Domain experts are now examining each OpenAI submission line by line. Some have shared preliminary comments anonymously, emphasizing the need for patience. Full consensus may take weeks, particularly for the borderline cases.

The challenge organizers have encouraged open discussion, and the public availability of both official proofs and AI attempts facilitates community review.

Broader Implications for Research

If six proofs hold up under sustained scrutiny, the result would demonstrate that current frontier models can contribute meaningfully to active research areas. Tools capable of generating correct proofs for unseen problems could assist human mathematicians by exploring branches or checking conjectures.

At the same time, the incomplete attempts reveal persistent limitations. Formal mathematics requires absolute precision, and models still sometimes pursue fruitful looking paths that ultimately lead nowhere or miss necessary rigor.

The exercise also highlights the value of tailored evaluations. Standard benchmarks have improved rapidly, prompting researchers to create fresh tests that probe specific capabilities.

International Dimensions

The eleven contributing mathematicians come from institutions across North America, Europe, and Asia, reflecting the global nature of mathematical research. Early reviewers similarly span multiple countries, ensuring diverse perspectives on the submissions.
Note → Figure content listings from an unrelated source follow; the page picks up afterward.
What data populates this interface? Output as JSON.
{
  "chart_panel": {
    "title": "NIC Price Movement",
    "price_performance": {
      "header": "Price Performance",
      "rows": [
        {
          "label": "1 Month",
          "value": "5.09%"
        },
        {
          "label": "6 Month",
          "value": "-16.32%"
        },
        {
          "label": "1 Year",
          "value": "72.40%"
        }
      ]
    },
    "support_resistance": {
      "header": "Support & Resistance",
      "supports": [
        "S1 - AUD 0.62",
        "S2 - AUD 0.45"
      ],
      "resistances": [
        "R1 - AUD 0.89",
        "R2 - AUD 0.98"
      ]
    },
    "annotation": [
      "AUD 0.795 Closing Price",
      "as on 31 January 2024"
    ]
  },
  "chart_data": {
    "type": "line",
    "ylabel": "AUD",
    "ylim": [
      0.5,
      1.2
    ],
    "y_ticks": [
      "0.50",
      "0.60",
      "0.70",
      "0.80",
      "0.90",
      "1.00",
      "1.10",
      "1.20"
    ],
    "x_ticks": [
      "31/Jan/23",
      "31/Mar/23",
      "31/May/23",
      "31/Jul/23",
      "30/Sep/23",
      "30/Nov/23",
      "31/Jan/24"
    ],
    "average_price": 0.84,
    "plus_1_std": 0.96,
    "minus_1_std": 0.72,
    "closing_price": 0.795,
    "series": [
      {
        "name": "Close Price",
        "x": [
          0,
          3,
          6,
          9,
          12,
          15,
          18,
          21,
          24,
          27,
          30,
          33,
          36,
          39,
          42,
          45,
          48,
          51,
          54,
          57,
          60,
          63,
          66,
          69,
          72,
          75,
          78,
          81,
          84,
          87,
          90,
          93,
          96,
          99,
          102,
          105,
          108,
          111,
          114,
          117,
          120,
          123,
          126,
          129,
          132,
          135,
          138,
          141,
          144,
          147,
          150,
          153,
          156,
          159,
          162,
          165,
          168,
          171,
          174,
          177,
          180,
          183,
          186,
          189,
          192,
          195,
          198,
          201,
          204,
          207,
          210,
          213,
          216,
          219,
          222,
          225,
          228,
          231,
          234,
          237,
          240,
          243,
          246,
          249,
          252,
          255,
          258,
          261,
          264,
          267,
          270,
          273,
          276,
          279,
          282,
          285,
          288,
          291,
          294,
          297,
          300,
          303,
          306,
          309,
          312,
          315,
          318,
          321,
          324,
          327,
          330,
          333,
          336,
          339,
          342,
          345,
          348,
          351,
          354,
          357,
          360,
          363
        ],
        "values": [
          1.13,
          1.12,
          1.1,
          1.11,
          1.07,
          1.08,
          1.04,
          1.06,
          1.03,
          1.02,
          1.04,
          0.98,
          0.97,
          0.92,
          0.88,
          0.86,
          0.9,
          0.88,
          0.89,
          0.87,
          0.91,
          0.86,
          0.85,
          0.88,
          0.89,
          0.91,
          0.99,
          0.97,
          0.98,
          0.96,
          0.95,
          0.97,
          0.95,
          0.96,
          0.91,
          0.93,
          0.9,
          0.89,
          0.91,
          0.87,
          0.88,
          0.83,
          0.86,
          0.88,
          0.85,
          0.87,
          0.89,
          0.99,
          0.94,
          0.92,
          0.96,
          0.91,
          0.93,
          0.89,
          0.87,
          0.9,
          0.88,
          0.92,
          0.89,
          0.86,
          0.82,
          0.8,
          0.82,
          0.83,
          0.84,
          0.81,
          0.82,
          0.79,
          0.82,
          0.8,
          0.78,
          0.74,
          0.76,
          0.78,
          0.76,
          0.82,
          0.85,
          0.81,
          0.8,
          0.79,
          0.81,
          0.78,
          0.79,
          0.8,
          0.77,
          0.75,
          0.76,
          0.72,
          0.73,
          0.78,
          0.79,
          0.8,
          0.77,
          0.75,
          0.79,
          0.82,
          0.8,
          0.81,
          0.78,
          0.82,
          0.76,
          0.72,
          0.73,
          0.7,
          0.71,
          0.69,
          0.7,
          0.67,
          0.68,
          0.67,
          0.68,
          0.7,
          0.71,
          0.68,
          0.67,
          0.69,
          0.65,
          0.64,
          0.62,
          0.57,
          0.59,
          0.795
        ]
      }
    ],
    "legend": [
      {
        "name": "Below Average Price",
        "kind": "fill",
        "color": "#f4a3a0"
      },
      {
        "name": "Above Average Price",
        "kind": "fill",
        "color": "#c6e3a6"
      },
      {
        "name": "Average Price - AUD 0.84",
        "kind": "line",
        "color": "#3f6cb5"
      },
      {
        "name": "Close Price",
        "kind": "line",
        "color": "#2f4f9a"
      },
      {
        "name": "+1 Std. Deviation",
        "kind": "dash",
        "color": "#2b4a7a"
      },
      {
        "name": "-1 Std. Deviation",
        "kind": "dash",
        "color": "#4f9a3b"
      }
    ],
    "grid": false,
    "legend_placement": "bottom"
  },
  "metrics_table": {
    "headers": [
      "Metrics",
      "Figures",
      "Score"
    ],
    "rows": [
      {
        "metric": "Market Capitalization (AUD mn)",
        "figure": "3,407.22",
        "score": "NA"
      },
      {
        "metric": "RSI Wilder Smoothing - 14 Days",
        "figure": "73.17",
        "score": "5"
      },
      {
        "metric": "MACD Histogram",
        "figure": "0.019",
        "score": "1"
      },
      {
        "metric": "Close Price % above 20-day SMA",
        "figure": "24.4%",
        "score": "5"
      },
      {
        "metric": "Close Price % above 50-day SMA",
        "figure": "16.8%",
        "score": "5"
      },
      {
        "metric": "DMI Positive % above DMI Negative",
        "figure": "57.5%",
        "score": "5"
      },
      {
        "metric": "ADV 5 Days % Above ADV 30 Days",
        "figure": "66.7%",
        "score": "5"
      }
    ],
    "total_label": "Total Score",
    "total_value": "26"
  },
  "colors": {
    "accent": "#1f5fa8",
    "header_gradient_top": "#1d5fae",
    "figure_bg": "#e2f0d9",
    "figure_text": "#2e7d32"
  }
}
Advances in AI reasoning carry implications beyond mathematics. Fields that rely on rigorous proof, from theoretical computer science to parts of physics, could benefit from accelerated exploration of ideas.

Path Forward

The coming weeks will bring clearer verdicts as more specialists complete their readings. Whatever the final count of accepted proofs, the First Proof challenge has already provided valuable data on current AI capabilities in a controlled setting.

Researchers at other organizations have expressed interest in similar private or public tests. The combination of encrypted solutions and public release appears to offer a workable model for future evaluations.

For now, the mathematical community continues its deliberate process of assessment. The results, whether ultimately six, seven, or eight confirmed proofs, mark a step forward in understanding how artificial intelligence can partner with human expertise in one of the most demanding intellectual pursuits.

The open availability of all materials ensures that discussion will continue well beyond the initial week, contributing to broader conversations about the role of AI in scientific discovery.